Dans un décor glacé et pur, John Carpenter ouvre très habilement son sixième film. Un hélicoptère bruyant, des coups de fusils et un chien. Mauvais cocktail pour ce pauvre animal. Et nous spectateurs, révoltés de voir le meilleur ami de l'Homme pris ainsi pour cible pendant une poignée de minutes, sommes dans l'incompréhension. Que lui veulent-ils ces enfoirés ? Sa fourrure ? A-t-il piqué de la nourriture ? Aucune idée. La seule chose que l'on sait, c'est qu'on ne veut pas qu'ils réussissent à l'avoir. Alors court toutou ! Il parvient à arriver à une base où il trouve refuge. La suite donne tout son sens à cette ouverture. Ce chien est un immonde alien métamorphosé. Maintenant on est fixé, le réalisateur nous a subtilement glissé un panneau : 'Ne pas se fier aux apparences !'. Là est le coeur du film et sa plus grande réussite. Tout le scénario repose sur ce principe. La "chose" peut prendre l'apparence de tous. Alors plusieurs procédés sont mis en oeuvre pour perdre le regard du public pour qu'il n'ait pas toutes les informations, notamment par occultation. Les personnages après avoir compris, mettent en place des stratagèmes pour démasquer le monstre. L'intégralité de ce système fonctionne à merveille jusqu'à la fin. Cependant, à certains moments le récit accélère ou ralentit sans raison apparente ce qui le rend difficile à suivre. Le film s'égare à certains moments à vouloir (trop) perdre le spectateur. L'intrigue est très claire mais certains enjeux sont flous enlevant de la justesse aux dialogues et aux situations. Globalement le pitch est original et intéressant, mais dans les faits, aucune intrigue secondaire donc rendant la principale moins convaincante.

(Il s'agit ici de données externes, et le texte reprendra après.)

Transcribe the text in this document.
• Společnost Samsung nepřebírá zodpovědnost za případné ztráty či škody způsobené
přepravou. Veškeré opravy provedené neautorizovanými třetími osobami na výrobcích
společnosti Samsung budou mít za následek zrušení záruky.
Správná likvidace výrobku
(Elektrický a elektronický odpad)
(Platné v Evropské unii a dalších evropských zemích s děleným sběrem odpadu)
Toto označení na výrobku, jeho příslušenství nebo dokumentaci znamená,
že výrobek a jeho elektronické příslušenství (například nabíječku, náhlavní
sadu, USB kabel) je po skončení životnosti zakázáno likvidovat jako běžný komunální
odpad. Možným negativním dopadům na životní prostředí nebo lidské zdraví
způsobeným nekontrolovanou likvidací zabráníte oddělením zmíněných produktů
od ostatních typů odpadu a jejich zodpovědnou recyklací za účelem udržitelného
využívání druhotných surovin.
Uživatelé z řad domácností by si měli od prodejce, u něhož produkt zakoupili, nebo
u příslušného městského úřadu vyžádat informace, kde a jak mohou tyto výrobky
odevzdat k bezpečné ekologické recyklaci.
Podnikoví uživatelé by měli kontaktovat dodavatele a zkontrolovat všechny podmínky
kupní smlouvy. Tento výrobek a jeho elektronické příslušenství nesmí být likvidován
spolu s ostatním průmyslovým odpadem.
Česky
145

L'environnement en huis clos avec une douzaine de personnages reconnaissables est propice à ce genre de récit. En outre, la narration est soutenue et amplifiée par le lieu, base scientifique au milieu des terres enneigées d'Antarctique, qui cloisonne les personnages loin de toutes aides extérieures et enferme le récit dans une zone précise, facilitant ainsi l'avancée de l'intrigue. Un complexe moderne dans un désert de glace offre des opportunités de plans que le metteur en scène a su saisir donnant au film une esthétique froide et sombre que la musique appuie chaque fois que c'est nécessaire.
En plus du jeu d'enquête pour savoir qui n'est pas celui qu'il prétend être, l'interprétation des acteurs et La Chose sont les points positifs primordiaux. Kurt Russel et ses acolytes parviennent à nous transmettre l'émotion vécue avec panache ainsi que le doute qui ressort de chaque protagoniste vis à vis de leurs collègues. Mention honorable à leur manière de transmettre ces sentiments compliqués de suspicion, qui font véritablement vivre le film. Les acteurs font la réussite d'un film tel que le fait la réussite du méchant. Dans ce long-métrage, La Chose est le coeur de l'histoire donc impensable de la rater. Cette forme organique gluante et hybride d'un grotesque effrayant, presque nanardesque aujourd'hui, reste crédible et dérangeante. Lorsque sa transformation est interrompue, les différents monstres plastiques sont d'une réussite totale.
Ces divers aspects réussis et évoqués du film font de lui un classique. Il est vrai. En revanche The Thing est un film plaisant et prenant oui, mais qui à posteriori, manque de quelque chose.